Aussteigen aus bisherigem Rollenverhalten, aus von Gewalt und Problemen betroffenen sozialen Systemen oder gewaltbesetzten Situationen und Beziehungen bedeutet, mutig einen Systemwechsel zu vollziehen. Nämlich den bewussten Wechsel von einem dysfunktionalen hin zu einem intakten, lebendigem Leben.

Um Klarheit zu gewinnen, müssen, Schritt für Schritt das eigene Leben, Einstellungen, Werte, Überzeugungen, das eigene Verhalten, Denken und Tun von Grund auf überdacht und gewandelt werden.
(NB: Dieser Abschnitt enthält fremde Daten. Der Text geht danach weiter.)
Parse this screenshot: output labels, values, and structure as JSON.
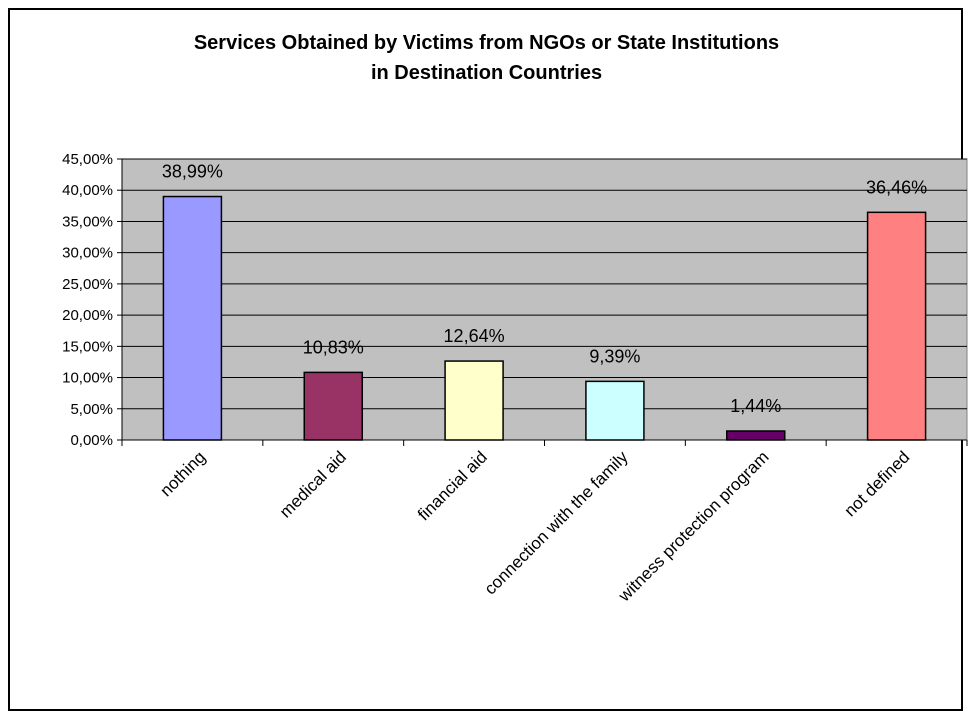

Auch Rollen wollen dann bewusst wahrgenommen und gewählt, diesen entsprechendes Rollenverhalten trainiert, sowie das eigene Leben mit neuen Inhalten gefüllt und aufgebaut werden.
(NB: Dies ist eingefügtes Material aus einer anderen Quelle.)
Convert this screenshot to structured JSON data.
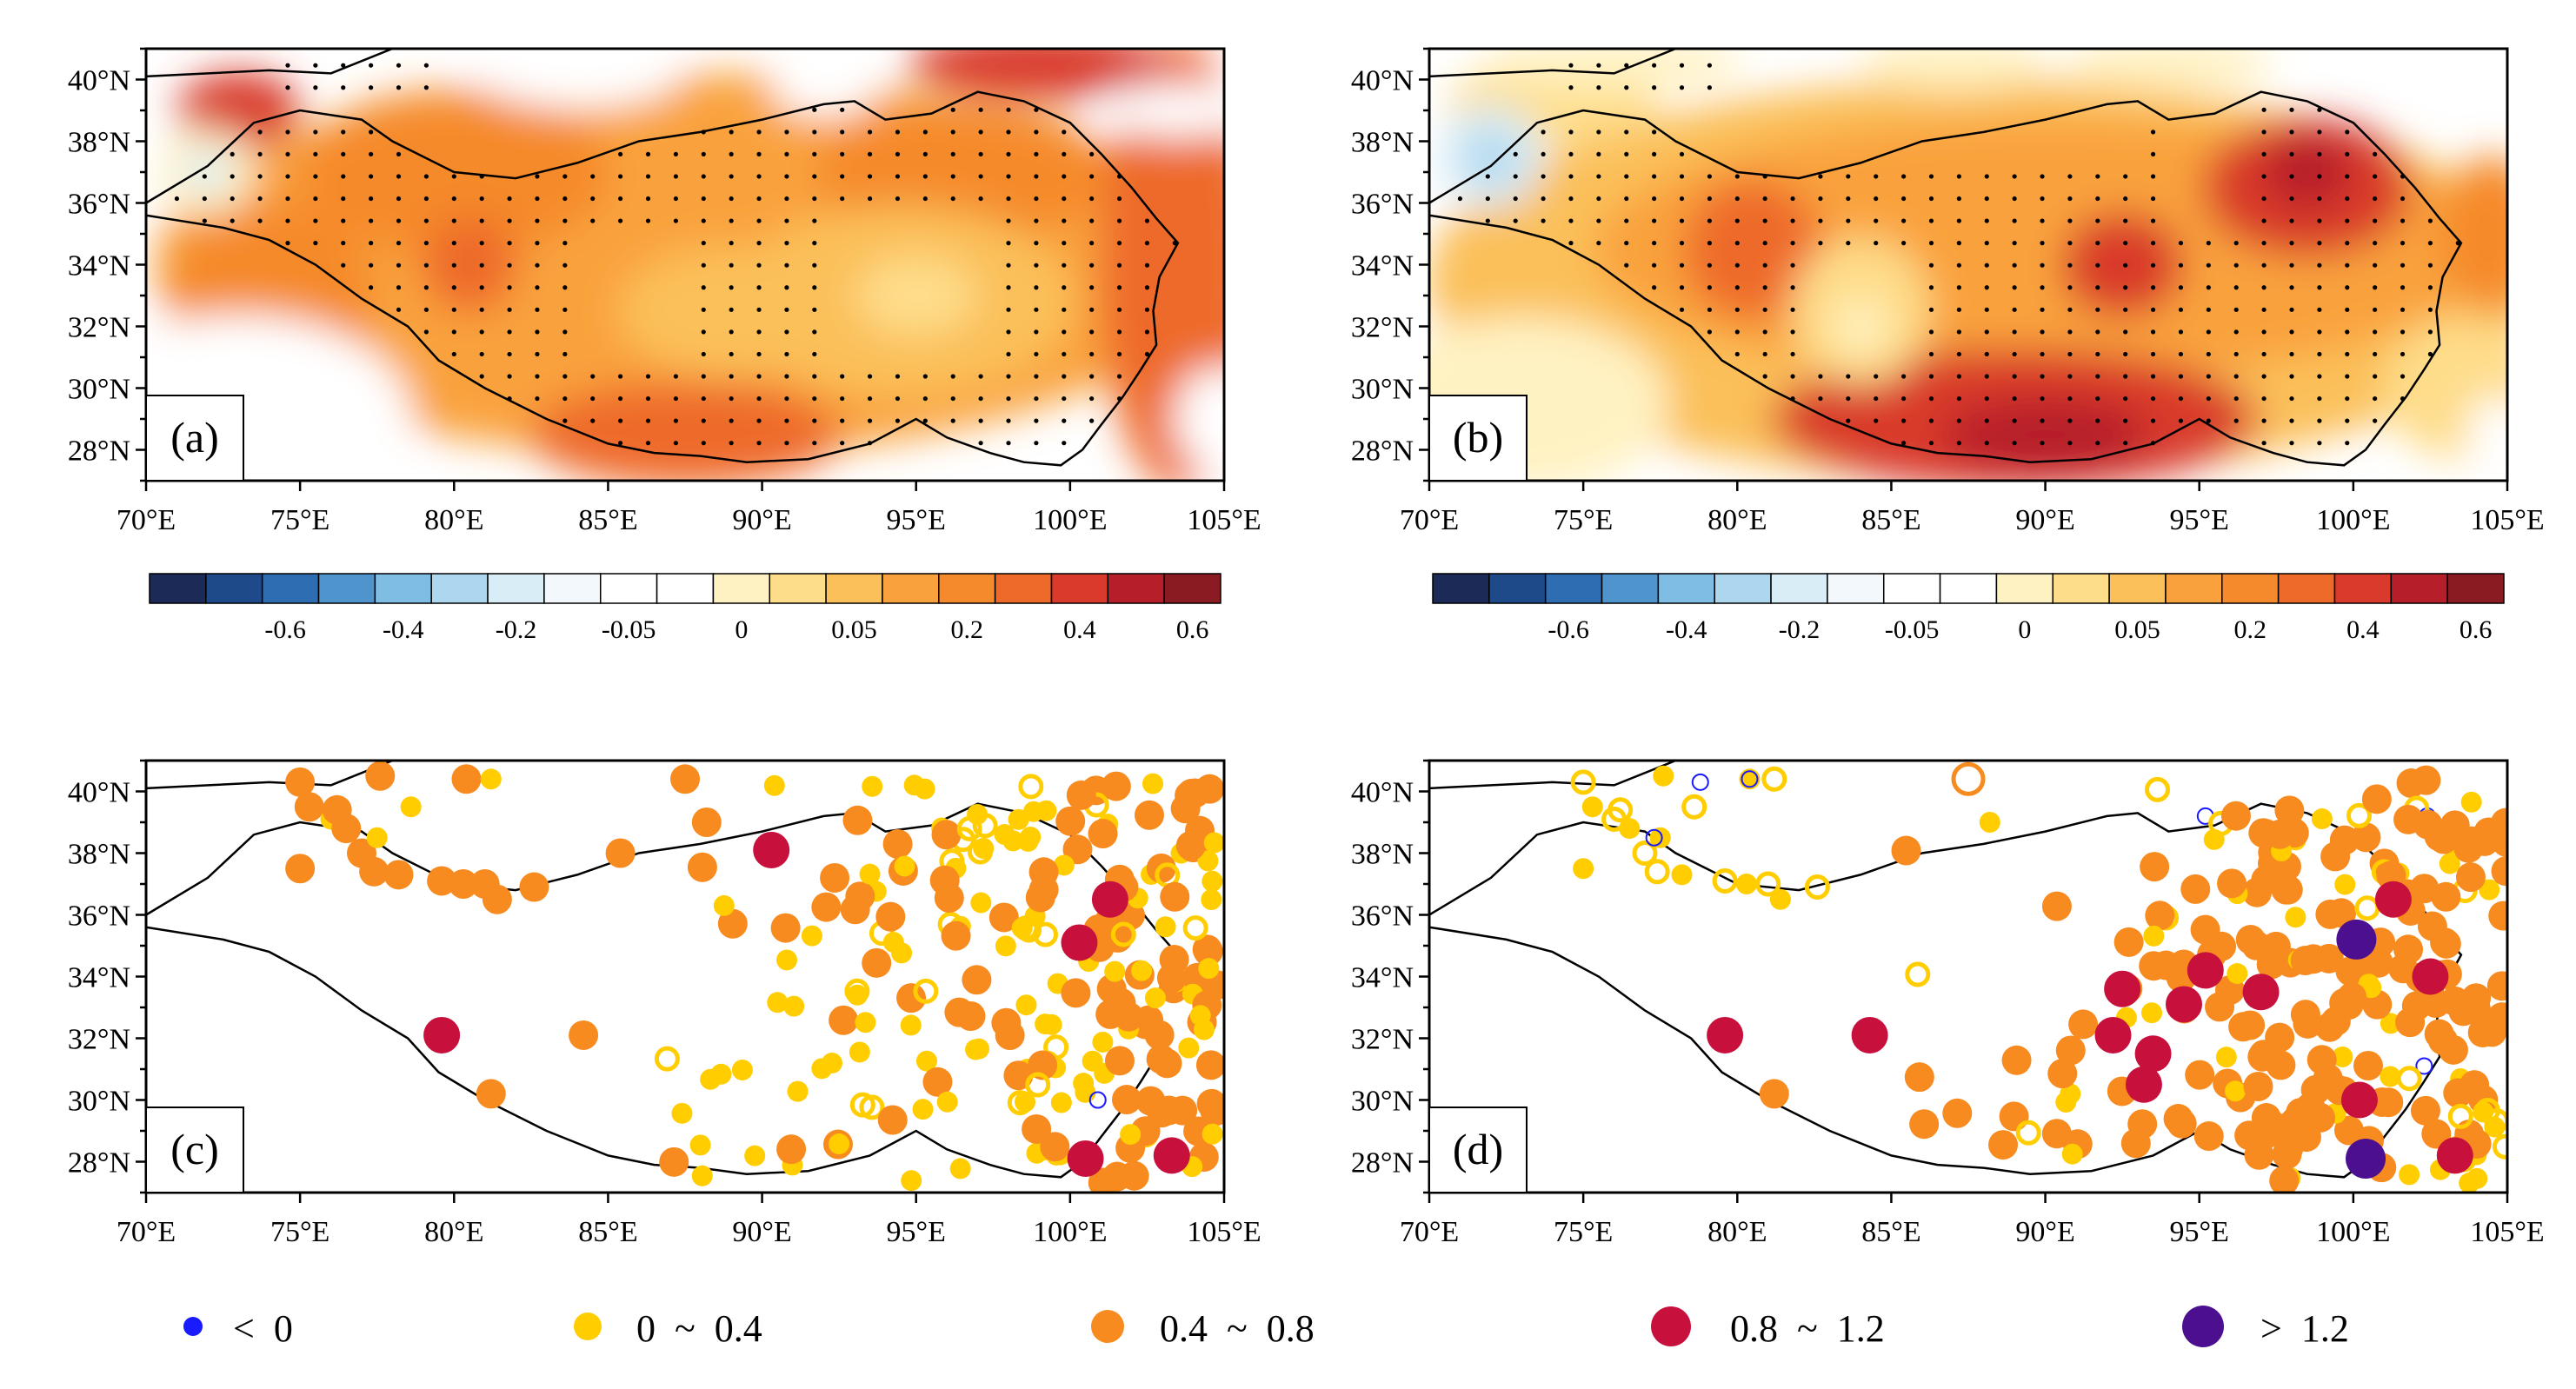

Während eines solchen Systemwechsels ist es definitiv wichtig und sehr hilfreich, sich von Aussenstehenden (Beratungsstellen, Therapeuten, wichtigen Bezugspersonen) so lange dabei begleiten zu lassen, bis neue, gesunde Handlungsweisen und Alltagsabläufe eingespielt und stabilisiert werden konnten.
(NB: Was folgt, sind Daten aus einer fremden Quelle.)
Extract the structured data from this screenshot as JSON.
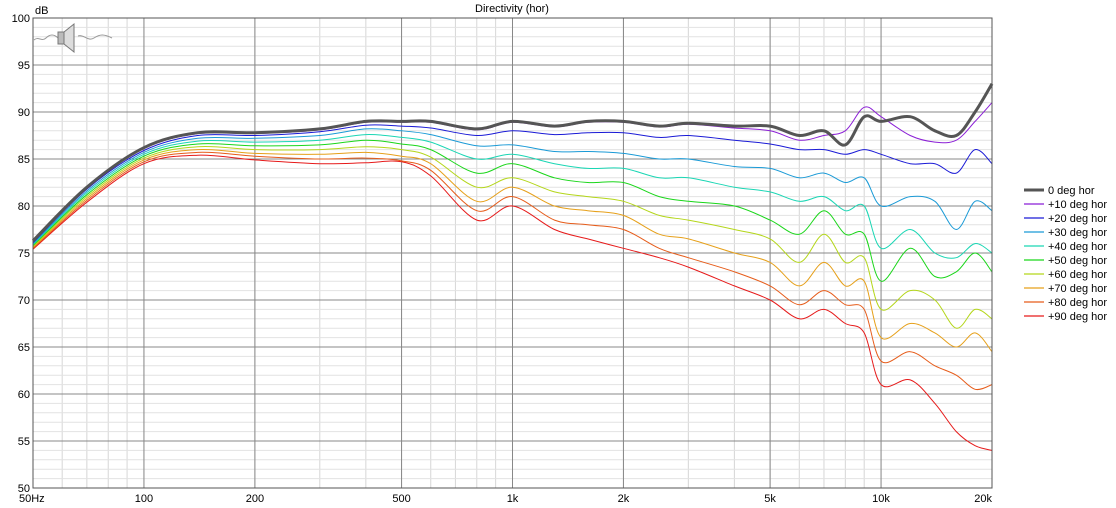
{
  "chart_data": {
    "type": "line",
    "title": "Directivity (hor)",
    "ylabel": "dB",
    "xscale": "log",
    "xlim": [
      50,
      20000
    ],
    "ylim": [
      50,
      100
    ],
    "x_ticks": [
      {
        "value": 50,
        "label": "50Hz"
      },
      {
        "value": 100,
        "label": "100"
      },
      {
        "value": 200,
        "label": "200"
      },
      {
        "value": 500,
        "label": "500"
      },
      {
        "value": 1000,
        "label": "1k"
      },
      {
        "value": 2000,
        "label": "2k"
      },
      {
        "value": 5000,
        "label": "5k"
      },
      {
        "value": 10000,
        "label": "10k"
      },
      {
        "value": 20000,
        "label": "20k"
      }
    ],
    "y_ticks": [
      {
        "value": 100,
        "label": "100"
      },
      {
        "value": 95,
        "label": "95"
      },
      {
        "value": 90,
        "label": "90"
      },
      {
        "value": 85,
        "label": "85"
      },
      {
        "value": 80,
        "label": "80"
      },
      {
        "value": 75,
        "label": "75"
      },
      {
        "value": 70,
        "label": "70"
      },
      {
        "value": 65,
        "label": "65"
      },
      {
        "value": 60,
        "label": "60"
      },
      {
        "value": 55,
        "label": "55"
      },
      {
        "value": 50,
        "label": "50"
      }
    ],
    "grid": true,
    "legend_position": "right",
    "x": [
      50,
      70,
      100,
      140,
      200,
      300,
      400,
      500,
      600,
      800,
      1000,
      1300,
      1600,
      2000,
      2500,
      3000,
      4000,
      5000,
      6000,
      7000,
      8000,
      9000,
      10000,
      12000,
      14000,
      16000,
      18000,
      20000
    ],
    "series": [
      {
        "name": "0 deg hor",
        "color": "#555555",
        "width": 3,
        "values": [
          76.3,
          82.0,
          86.2,
          87.8,
          87.8,
          88.2,
          89.0,
          89.0,
          89.0,
          88.2,
          89.0,
          88.5,
          89.0,
          89.0,
          88.5,
          88.8,
          88.5,
          88.5,
          87.5,
          88.0,
          86.5,
          89.5,
          89.0,
          89.5,
          88.0,
          87.5,
          90.0,
          93.0
        ]
      },
      {
        "name": "+10 deg hor",
        "color": "#8b1fd6",
        "width": 1,
        "values": [
          76.2,
          81.9,
          86.1,
          87.7,
          87.7,
          88.1,
          88.9,
          88.9,
          88.9,
          88.1,
          88.9,
          88.4,
          88.9,
          88.9,
          88.4,
          88.7,
          88.3,
          88.0,
          87.0,
          87.5,
          88.0,
          90.5,
          89.5,
          87.5,
          86.8,
          87.0,
          89.0,
          91.0
        ]
      },
      {
        "name": "+20 deg hor",
        "color": "#1a1ad6",
        "width": 1,
        "values": [
          76.1,
          81.8,
          85.9,
          87.5,
          87.5,
          87.9,
          88.6,
          88.5,
          88.3,
          87.5,
          88.0,
          87.6,
          87.8,
          87.8,
          87.3,
          87.5,
          87.0,
          86.6,
          86.0,
          86.0,
          85.5,
          86.0,
          85.5,
          84.5,
          84.5,
          83.5,
          86.0,
          84.5
        ]
      },
      {
        "name": "+30 deg hor",
        "color": "#1a9ad6",
        "width": 1,
        "values": [
          76.0,
          81.6,
          85.7,
          87.2,
          87.2,
          87.5,
          88.2,
          88.0,
          87.6,
          86.4,
          86.5,
          85.8,
          85.8,
          85.6,
          85.0,
          85.0,
          84.2,
          84.0,
          83.0,
          83.5,
          82.5,
          83.0,
          80.0,
          81.0,
          80.5,
          77.5,
          80.5,
          79.5
        ]
      },
      {
        "name": "+40 deg hor",
        "color": "#1ad6b4",
        "width": 1,
        "values": [
          75.9,
          81.4,
          85.5,
          86.9,
          86.8,
          87.0,
          87.6,
          87.3,
          86.8,
          85.0,
          85.5,
          84.5,
          84.0,
          84.0,
          83.0,
          83.0,
          82.0,
          81.5,
          80.5,
          81.0,
          79.5,
          80.0,
          75.5,
          77.5,
          75.0,
          74.5,
          76.0,
          75.0
        ]
      },
      {
        "name": "+50 deg hor",
        "color": "#1ad61a",
        "width": 1,
        "values": [
          75.8,
          81.2,
          85.3,
          86.6,
          86.4,
          86.5,
          87.0,
          86.6,
          86.0,
          83.5,
          84.5,
          83.0,
          82.5,
          82.5,
          81.0,
          80.5,
          80.0,
          78.5,
          77.0,
          79.5,
          77.0,
          77.0,
          72.0,
          75.5,
          72.5,
          73.0,
          75.0,
          73.0
        ]
      },
      {
        "name": "+60 deg hor",
        "color": "#b4d61a",
        "width": 1,
        "values": [
          75.7,
          81.0,
          85.1,
          86.3,
          86.0,
          86.0,
          86.3,
          86.0,
          85.2,
          82.0,
          83.0,
          81.5,
          81.0,
          80.5,
          79.0,
          78.5,
          77.5,
          76.5,
          74.0,
          77.0,
          74.0,
          74.5,
          69.0,
          71.0,
          70.0,
          67.0,
          69.0,
          68.0
        ]
      },
      {
        "name": "+70 deg hor",
        "color": "#e6a01a",
        "width": 1,
        "values": [
          75.6,
          80.8,
          84.9,
          86.0,
          85.6,
          85.5,
          85.7,
          85.3,
          84.5,
          80.5,
          82.0,
          80.0,
          79.5,
          79.0,
          77.0,
          76.5,
          75.0,
          74.0,
          71.5,
          74.0,
          71.5,
          72.0,
          66.0,
          67.5,
          66.5,
          65.0,
          66.5,
          64.5
        ]
      },
      {
        "name": "+80 deg hor",
        "color": "#e65c1a",
        "width": 1,
        "values": [
          75.5,
          80.6,
          84.7,
          85.7,
          85.3,
          85.0,
          85.1,
          84.8,
          83.8,
          79.5,
          81.0,
          78.5,
          78.0,
          77.5,
          75.5,
          74.5,
          73.0,
          71.5,
          69.5,
          71.0,
          69.5,
          69.0,
          63.5,
          64.5,
          63.0,
          62.0,
          60.5,
          61.0
        ]
      },
      {
        "name": "+90 deg hor",
        "color": "#e61a1a",
        "width": 1,
        "values": [
          75.4,
          80.4,
          84.5,
          85.4,
          84.9,
          84.5,
          84.6,
          84.7,
          83.2,
          78.5,
          80.0,
          77.5,
          76.5,
          75.5,
          74.5,
          73.5,
          71.5,
          70.0,
          68.0,
          69.0,
          67.5,
          66.5,
          61.0,
          61.5,
          59.0,
          56.0,
          54.5,
          54.0
        ]
      }
    ]
  },
  "icon": {
    "name": "speaker-icon"
  }
}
Während einem begleiteten Systemwechsels haben Menschen viele Chancen, beispielsweise sich mit folgenden Aspekten, Themen und Bereichen zu befassen:

  • Mut zur Veränderung schöpfen
  • Ziele formulieren
  • Lösungen erarbeiten
  • STOPP und NEIN sagen lernen und üben
  • Gesunde Grenzen entwickeln
  • Ein Bewusstsein für die eigenen Gefühle und Bedürfnisse bekommen
  • Für das Wohl des eigenen Körpers (Ernährung, Pflege, Entspannung) sorgen
  • Werte und Lebenssinnfragen klären
  • Das Vertrauen in sein/ihre innere Kraft und die Eigen-Wertschätzung stärken
  • Den Glauben an eigene Fähigkeiten aufbauen
  • Gefühle wie Angst, Wut, Trauer und Schmerz zulassen und verarbeiten
  • Sich schwierigen, unangenehmen Situationen stellen
  • Die persönliche Gesprächs- und Konfliktfähigkeit ausbauen
  • Ein Verständnis für den eigenen Hintergrund, die Vorfahren und Angehörigen bekommen

Es braucht Zeit und Geduld mit sich selber bis die ersten Früchte eines Systemwechsels, einer Neuorientierung und eines Neuaufbaus geerntet werden können.

Die Qualität der Früchte jedoch - Lebensqualität, Freude, innere Gelassenheit, Ruhe, Frieden, Autonomie, Selbstverantwortung, Vertrauen - ist hoch. Bleibt noch die Frage: "Beginnt man/frau jetzt, heute, morgen, nächste Woche, nächsten Monat oder nächstes Jahr sich auf einen Systemwechsel einzulassen?" Wie auch immer, sich dabei Hilfe zu holen ist mit hoher Wahrscheinlichkeit passend um eine Neuorientierung beziehungsweise einen Neuanfang zu starten.